1. Design using a business requirements best practice library
To start, the organization should be able to review a list of business requirements that have been implemented by many organizations over the past twenty years. The analytics team could review this list of best practice business requirements
with their stakeholders to make sure that the ones they focus on are the most important.
The analytics team shouldn’t have to guess at what business questions can be answered. Instead, they should have a menu of requirements to choose from that incorporates the best thinking about analytics. Otherwise, they may miss out on some great information that stakeholders didn’t even know they could get from their analytics tool. Business requirements should be grouped by site function and industry vertical so it is easy to zero in on the most relevant for each business.
Once the ideal business requirements have been selected, the analytics team shouldn’t be required to know how to design a solution for each requirement. Instead, the best solution for their analytics tool should be available automatically. The solution shouldn’t be dependent upon how much the team knows about their analytics tool, but instead should be based upon what has been proven to work in the past by experts who have tried various approaches and purposely picked the best approach.
2. Enable instant access implementations
At the same time that business requirements are selected, the organization should have instantaneous access to the ideal data layer and tagging specifications
for each business requirement. The act of simply choosing requirements should pre-populate the data layer and tagging specifications.

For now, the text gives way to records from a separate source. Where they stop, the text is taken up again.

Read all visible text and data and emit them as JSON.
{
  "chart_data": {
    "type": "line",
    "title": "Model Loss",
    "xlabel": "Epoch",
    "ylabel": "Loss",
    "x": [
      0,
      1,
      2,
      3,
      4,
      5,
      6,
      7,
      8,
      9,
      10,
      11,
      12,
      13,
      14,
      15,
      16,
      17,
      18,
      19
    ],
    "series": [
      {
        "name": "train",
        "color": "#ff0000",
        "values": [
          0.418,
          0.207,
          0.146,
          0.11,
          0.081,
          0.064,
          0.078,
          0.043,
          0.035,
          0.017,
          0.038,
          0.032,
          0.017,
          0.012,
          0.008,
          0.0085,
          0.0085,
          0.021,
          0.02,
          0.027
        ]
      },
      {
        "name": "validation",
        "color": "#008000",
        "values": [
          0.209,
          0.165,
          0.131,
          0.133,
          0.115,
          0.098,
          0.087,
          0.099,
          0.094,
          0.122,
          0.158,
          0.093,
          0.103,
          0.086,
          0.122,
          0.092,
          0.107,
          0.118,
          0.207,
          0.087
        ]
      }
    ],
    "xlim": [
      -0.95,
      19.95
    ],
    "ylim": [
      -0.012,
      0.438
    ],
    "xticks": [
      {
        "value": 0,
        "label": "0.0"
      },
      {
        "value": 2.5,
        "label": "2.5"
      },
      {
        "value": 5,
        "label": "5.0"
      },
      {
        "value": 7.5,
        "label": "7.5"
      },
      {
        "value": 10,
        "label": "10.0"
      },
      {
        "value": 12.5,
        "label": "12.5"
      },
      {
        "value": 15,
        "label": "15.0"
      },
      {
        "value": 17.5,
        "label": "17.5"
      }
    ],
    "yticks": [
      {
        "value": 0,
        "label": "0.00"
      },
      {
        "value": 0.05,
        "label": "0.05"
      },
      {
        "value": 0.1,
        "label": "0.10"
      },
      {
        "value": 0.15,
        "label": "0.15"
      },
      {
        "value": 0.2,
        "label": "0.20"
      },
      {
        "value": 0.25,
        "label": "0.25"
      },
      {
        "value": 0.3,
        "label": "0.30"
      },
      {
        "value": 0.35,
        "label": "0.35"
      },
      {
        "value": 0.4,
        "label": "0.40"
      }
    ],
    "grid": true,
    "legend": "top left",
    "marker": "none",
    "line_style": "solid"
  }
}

This means that developers are only responsible for populating the data layer they are provided.
Of course, the tag management system used by the organization should also be programmatically configured
so that it supports the business requirements and tagging specifications. Since there is a direct line from business requirement to data layer to code, all of these implementation elements should be interconnected such that a change to one is a change to all.
3. Automatically validate data
Also, since the analytics management system created the data layer and tagging specifications, it knows what data is expected, so quality assurance should be interconnected
as well. This helps ensure that only the right data makes it to the production data set. All of this means that organizations can spend less time implementing and more time actually analyzing data.
4. Programmatically create dashboards
Once data is being collected, the analytics team shouldn’t have to start from scratch to build reporting and training. Since the business requirements that were selected have been used in the past, why not auto-create the appropriate dashboards
and reports for end-users. In addition, if there are segments or conversion metrics that have been proven to be useful for a business requirement, those should be available as well.
5. Built-in capacity-building
Finally, there should be some sort of requirement-level training provided so end-users don’t just learn how to use the analytics tool, but are also trained on how to take action from each business requirement.